Coping Up with the Situation

The Houston Livestock Show and Rodeo got closed on 11th March. The owner of the Convoy Group and Talent Buyer at the Heights Theater, Mark Austin looked devastated as the shows he had booked were no longer on within a span of 48 hours. His wife, Rachel, experienced a similar problem as the publicist for the Party on the Plaza concert series.

Moreover, almost 150 musicians had to bear the brunt as the shows got canceled. Austin says, “I had probably eight or ten gigs that weekend I had to cancel, and those folks had no idea that was coming.”

Being Helpless, Austin and Rachel started making phone calls to people who might come forward to put up some tax-exempted money. They became successful, and in April, they started the Houston Music Foundation. This foundation came into existence as an extension of the non-profit organization, Artist for Artists. Regarding the overwhelming response to this foundation, Austin says, “Our first 24 hours, we had 600 applicants. “We were like, ‘Holy crap!”

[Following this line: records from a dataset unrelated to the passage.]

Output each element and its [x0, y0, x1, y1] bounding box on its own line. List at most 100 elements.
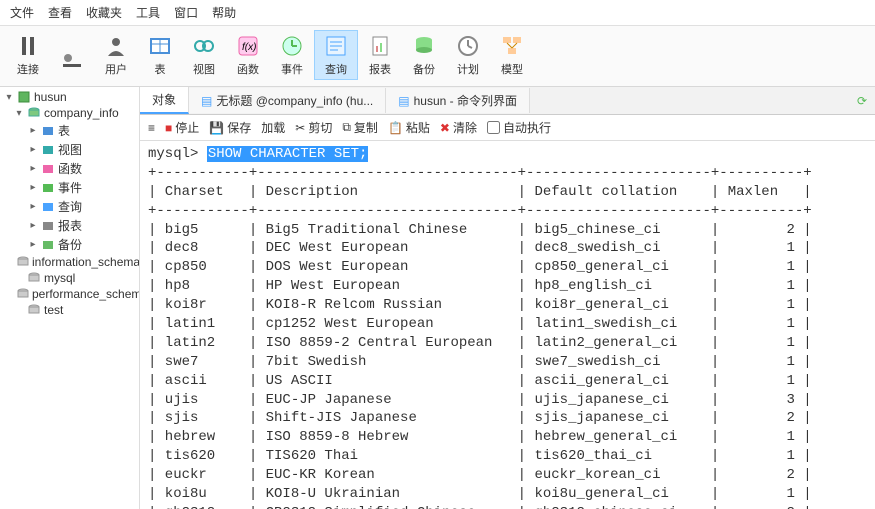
- cut-button[interactable]: ✂剪切: [295, 119, 332, 136]
- toolbar-label: 查询: [325, 61, 347, 77]
- refresh-button[interactable]: ⟳: [849, 90, 875, 112]
- toolbar-label: 连接: [17, 61, 39, 77]
- backup-button[interactable]: 备份: [402, 30, 446, 80]
- tree-label: 查询: [58, 198, 82, 215]
- backups-node[interactable]: ▸备份: [0, 235, 139, 254]
- events-node[interactable]: ▸事件: [0, 178, 139, 197]
- menu-view[interactable]: 查看: [48, 4, 72, 21]
- result-row: | big5 | Big5 Traditional Chinese | big5…: [148, 221, 867, 240]
- new-button-icon: [59, 49, 85, 75]
- tab-icon: ▤: [398, 94, 409, 108]
- tree-database[interactable]: ▾ company_info: [0, 105, 139, 121]
- result-row: | swe7 | 7bit Swedish | swe7_swedish_ci …: [148, 353, 867, 372]
- schema-icon: [17, 255, 29, 269]
- tree-schema-mysql[interactable]: mysql: [0, 270, 139, 286]
- menu-help[interactable]: 帮助: [212, 4, 236, 21]
- tab-1[interactable]: ▤ 无标题 @company_info (hu...: [189, 88, 386, 113]
- refresh-icon: ⟳: [857, 94, 867, 108]
- svg-text:f(x): f(x): [242, 42, 256, 53]
- result-row: | dec8 | DEC West European | dec8_swedis…: [148, 239, 867, 258]
- prompt: mysql>: [148, 146, 198, 162]
- folder-icon: [41, 219, 55, 233]
- menu-favorites[interactable]: 收藏夹: [86, 4, 122, 21]
- model-button[interactable]: 模型: [490, 30, 534, 80]
- tab-0[interactable]: 对象: [140, 87, 189, 114]
- folder-icon: [41, 162, 55, 176]
- folder-icon: [41, 181, 55, 195]
- queries-node[interactable]: ▸查询: [0, 197, 139, 216]
- schema-icon: [17, 287, 29, 301]
- menu-window[interactable]: 窗口: [174, 4, 198, 21]
- menu-file[interactable]: 文件: [10, 4, 34, 21]
- hamburger-button[interactable]: ≡: [148, 121, 155, 135]
- tree-database-label: company_info: [44, 106, 119, 120]
- menu-bar: 文件 查看 收藏夹 工具 窗口 帮助: [0, 0, 875, 26]
- sql-terminal[interactable]: mysql> SHOW CHARACTER SET;+-----------+-…: [140, 141, 875, 509]
- auto-run-toggle[interactable]: 自动执行: [487, 119, 551, 136]
- result-row: | koi8u | KOI8-U Ukrainian | koi8u_gener…: [148, 485, 867, 504]
- table-button[interactable]: 表: [138, 30, 182, 80]
- function-button-icon: f(x): [235, 33, 261, 59]
- schedule-button[interactable]: 计划: [446, 30, 490, 80]
- schema-icon: [27, 303, 41, 317]
- toolbar-label: 备份: [413, 61, 435, 77]
- tree-schema-performance_schema[interactable]: performance_schema: [0, 286, 139, 302]
- result-row: | ujis | EUC-JP Japanese | ujis_japanese…: [148, 391, 867, 410]
- view-button[interactable]: 视图: [182, 30, 226, 80]
- tree-label: 表: [58, 122, 70, 139]
- copy-button[interactable]: ⧉复制: [342, 119, 378, 136]
- toolbar-label: 函数: [237, 61, 259, 77]
- tree-label: 报表: [58, 217, 82, 234]
- schema-icon: [27, 106, 41, 120]
- result-row: | ascii | US ASCII | ascii_general_ci | …: [148, 372, 867, 391]
- backup-button-icon: [411, 33, 437, 59]
- result-row: | sjis | Shift-JIS Japanese | sjis_japan…: [148, 409, 867, 428]
- paste-button[interactable]: 📋粘贴: [388, 119, 430, 136]
- save-button[interactable]: 💾保存: [209, 119, 251, 136]
- tab-2[interactable]: ▤ husun - 命令列界面: [386, 88, 530, 113]
- tab-label: husun - 命令列界面: [414, 92, 517, 109]
- report-button[interactable]: 报表: [358, 30, 402, 80]
- folder-icon: [41, 143, 55, 157]
- tree-schema-test[interactable]: test: [0, 302, 139, 318]
- sql-command: SHOW CHARACTER SET;: [207, 146, 369, 162]
- toolbar-label: 表: [155, 61, 166, 77]
- tree-connection[interactable]: ▾ husun: [0, 89, 139, 105]
- tree-schema-information_schema[interactable]: information_schema: [0, 254, 139, 270]
- function-button[interactable]: f(x) 函数: [226, 30, 270, 80]
- tab-label: 无标题 @company_info (hu...: [216, 92, 373, 109]
- result-row: | euckr | EUC-KR Korean | euckr_korean_c…: [148, 466, 867, 485]
- load-button[interactable]: 加载: [261, 119, 285, 136]
- tree-label: 函数: [58, 160, 82, 177]
- clear-button[interactable]: ✖清除: [440, 119, 477, 136]
- functions-node[interactable]: ▸函数: [0, 159, 139, 178]
- reports-node[interactable]: ▸报表: [0, 216, 139, 235]
- toolbar-label: 模型: [501, 61, 523, 77]
- menu-tools[interactable]: 工具: [136, 4, 160, 21]
- new-button[interactable]: [50, 46, 94, 80]
- result-row: | latin2 | ISO 8859-2 Central European |…: [148, 334, 867, 353]
- tree-label: mysql: [44, 271, 75, 285]
- tree-label: 视图: [58, 141, 82, 158]
- result-row: | hp8 | HP West European | hp8_english_c…: [148, 277, 867, 296]
- result-row: | hebrew | ISO 8859-8 Hebrew | hebrew_ge…: [148, 428, 867, 447]
- view-button-icon: [191, 33, 217, 59]
- table-button-icon: [147, 33, 173, 59]
- views-node[interactable]: ▸视图: [0, 140, 139, 159]
- auto-run-checkbox[interactable]: [487, 121, 500, 134]
- cut-icon: ✂: [295, 121, 305, 135]
- sidebar[interactable]: ▾ husun ▾ company_info ▸表▸视图▸函数▸事件▸查询▸报表…: [0, 87, 140, 509]
- tab-bar: 对象 ▤ 无标题 @company_info (hu... ▤ husun - 命令列界…: [140, 87, 875, 115]
- user-button[interactable]: 用户: [94, 30, 138, 80]
- folder-icon: [41, 238, 55, 252]
- stop-button[interactable]: ■停止: [165, 119, 199, 136]
- schema-icon: [27, 271, 41, 285]
- tree-label: information_schema: [32, 255, 140, 269]
- event-button[interactable]: 事件: [270, 30, 314, 80]
- clear-icon: ✖: [440, 121, 450, 135]
- query-button[interactable]: 查询: [314, 30, 358, 80]
- tables-node[interactable]: ▸表: [0, 121, 139, 140]
- tab-icon: ▤: [201, 94, 212, 108]
- result-row: | cp850 | DOS West European | cp850_gene…: [148, 258, 867, 277]
- connect-button[interactable]: 连接: [6, 30, 50, 80]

The foundation got support from anonymous donors and celebrated H-Town artists like rapper Bun B. As a result, it could help around 150 recipients with a whopping amount of $83,000. Any working professional from the music industry who is living in Harris Country can apply for a $500 stipend.

The applications will be reviewed by a six-member application reviewing committee. The founder couple though has a bigger plan for the foundation. They are aiming to build an organization that will lend support even in times of future disasters.